CSEAS Brown Bag Seminar: “Insouciant Water? Water fetishism in Figi, New York, and especially Singapore”

Event time: 
Wednesday, April 25, 2018 - 12:00pm to 1:00pm
Location: 
Henry R. Luce Hall (LUCE ), 203 See map
34 Hillhouse Avenue
New Haven, CT 06511
Event description: 

All humans need water. But water is more than good to drink, it is good to think with. Inspired by corporate imagery of nature, New Yorkers’ love for Fijian Water, but not for Fijians, seems a classic instance of commodity fetishism (endowing things with life and denying social relations with producers), fetishism as powerful deceit, with dire environmental consequences. But there’s more to consider about water fetishism. In New York some people have a lively relationship with their water coolers, endowing water with humanity. And what about the state? In Singapore, when the state began to add NEWater (high quality recycled sewer water) to the public drinking water supply, water also became a living state symbol, the Public Utilities Board’s mascot, Water Wally, an insouciant anthropomorphized water drop. Karl Marx showed how to see through fetishes, making social science a demystifying practice, anti-fetishism. Bruno Latour advises “anti-anti-fetishism” asking us to track actual histories and interpret situations without resorting to reduction. But most water scholars are suspicious of corporate, calculated fetishism though supportive of public enlivenings of the world. State water care in Singapore raises another dimension, at once disciplinary and surprisingly playful, explored ethnographically in this paper.

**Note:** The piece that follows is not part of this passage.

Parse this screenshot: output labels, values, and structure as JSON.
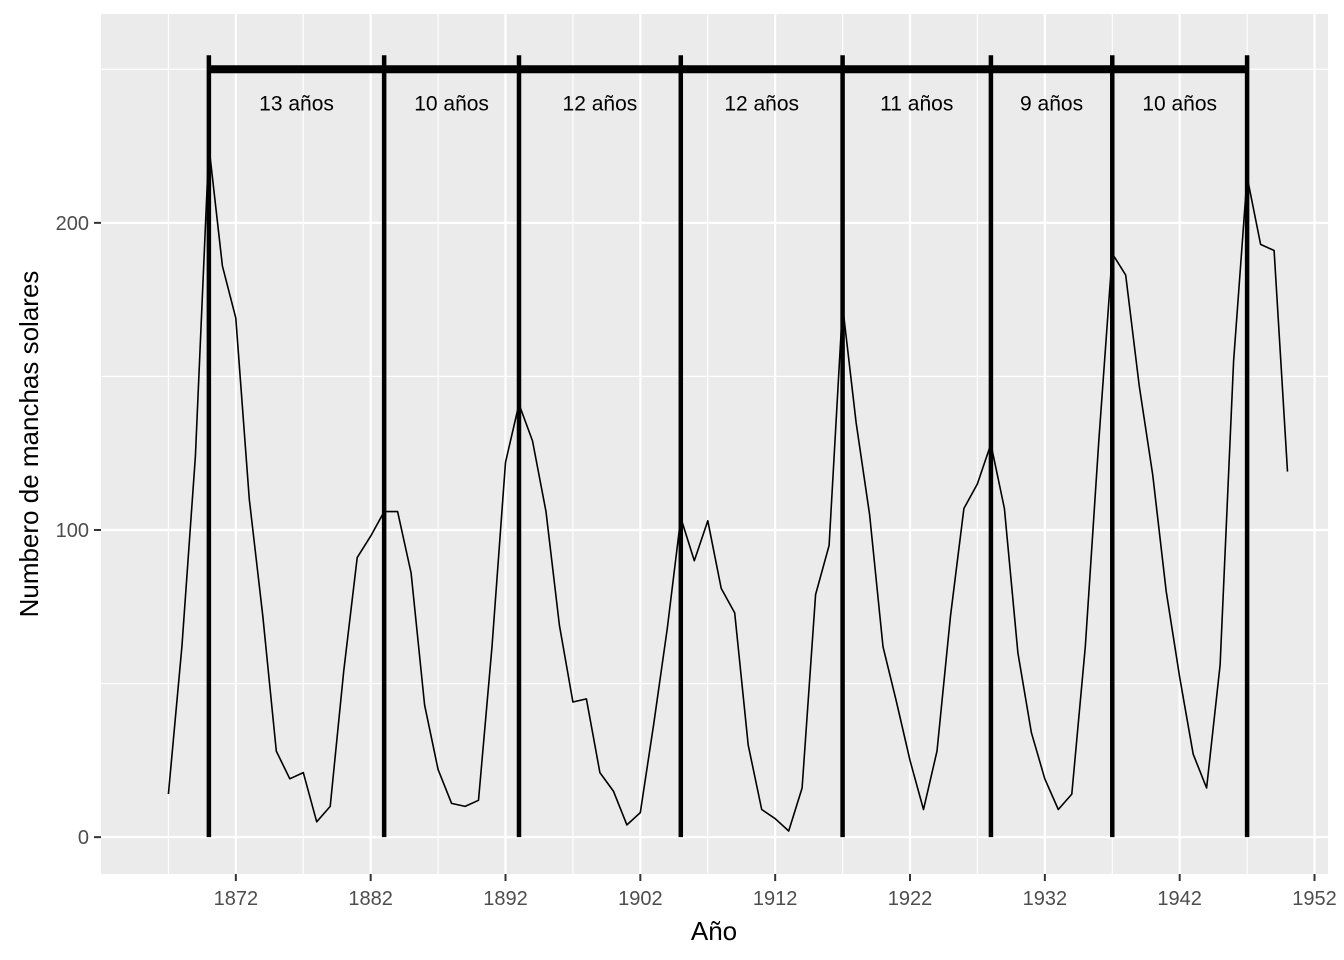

Martha Kaplan is Professor of Anthropology, Vassar College. A cultural and historical anthropologist who studies meaning in colonial and postcolonial situations, she is the author of Neither Cargo Nor Cult: Ritual Politics and the Colonial Imagination in Fiji , co-author (with John Kelly) of Represented Communities: Fiji and World Decolonization, and editor of Outside Gods and Foreign Powers: Making Local History with Global Means in the Pacific, an Ethnohistory special issue. Her current research and publications on the cultural politics of water, comparatively focused on Fiji, the United States and Singapore, consider water simultaneously as public and privatized, as necessity and object of fantasy and desire, as locus of exploitation and as source of postcolonial innovation, as a public utility and an environmental resource. She enjoys teaching “Anthropology of Water”! During her recent research in Singapore, supported by Fulbright and NSF, she was affiliated with the Asia Research Institute, NUS, and the Center for Livable Cities. She is writing a book on Water Cultures: Fiji, New York, Singapore.